In doing Projective-style Group or One to One Dream Work, we agree to practice this original approach to life by discussing our experience of one anothers dreams and by sharing comments in language such as, “If it were my dream, the lost baggage in the airport that I want to recover might be showing me that I have lost track of my own issues and that I would benefit from figuring out where I can address that in waking life”. There’s no reason for the practice to stop when we’re not discussing dreams. The beauty of this approach is that we all get to project meaning onto a given dream or waking experience, and while we do so, we get to witness how we ourselves easily, naturally project, but also, we get to see vital layers of what’s true for us at any given moment while doing the work. The dreamer almost always benefits too, by having the choice to recognize any resonance and universality with the projections that are being shared. What tends to happen, then, is that the dreamers and the group participants start applying the “if it were my dream” idea to waking life and we say things like, “Well, if it were my decision to make, I would want to think about thus and such…”

On a very real level, projections are a useful thing – it turns out that making them is our effort to learn and become more aware. Anything that exists has something to show and teach us. Without an understanding of projection, we wander, lost and unsure of why we experience such intense opinions and emotions. With a modicum of understanding about the phenomenon of projection, we suddenly open ourselves to a vast storehouse of understanding that was not available to us before.
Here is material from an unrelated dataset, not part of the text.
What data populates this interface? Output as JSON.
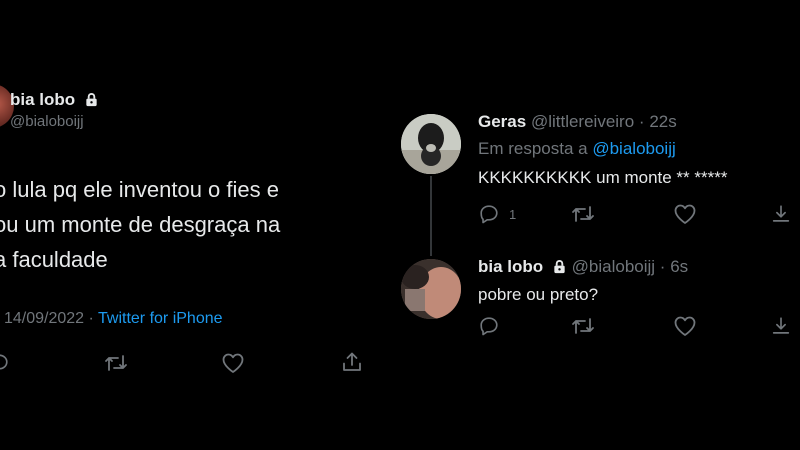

Each time a projection is made, it’s an opportunity to bring into conscious memory some fragment of ones own lost or forgotten wholeness, at the very least, which has collective, social benefits as well. Doing so has the effect of encouraging others to do the same, and it also creates the kind of respectful group milieu where people can feel ‘seen’ and are able to seek to be themselves, not who others say we are or should be.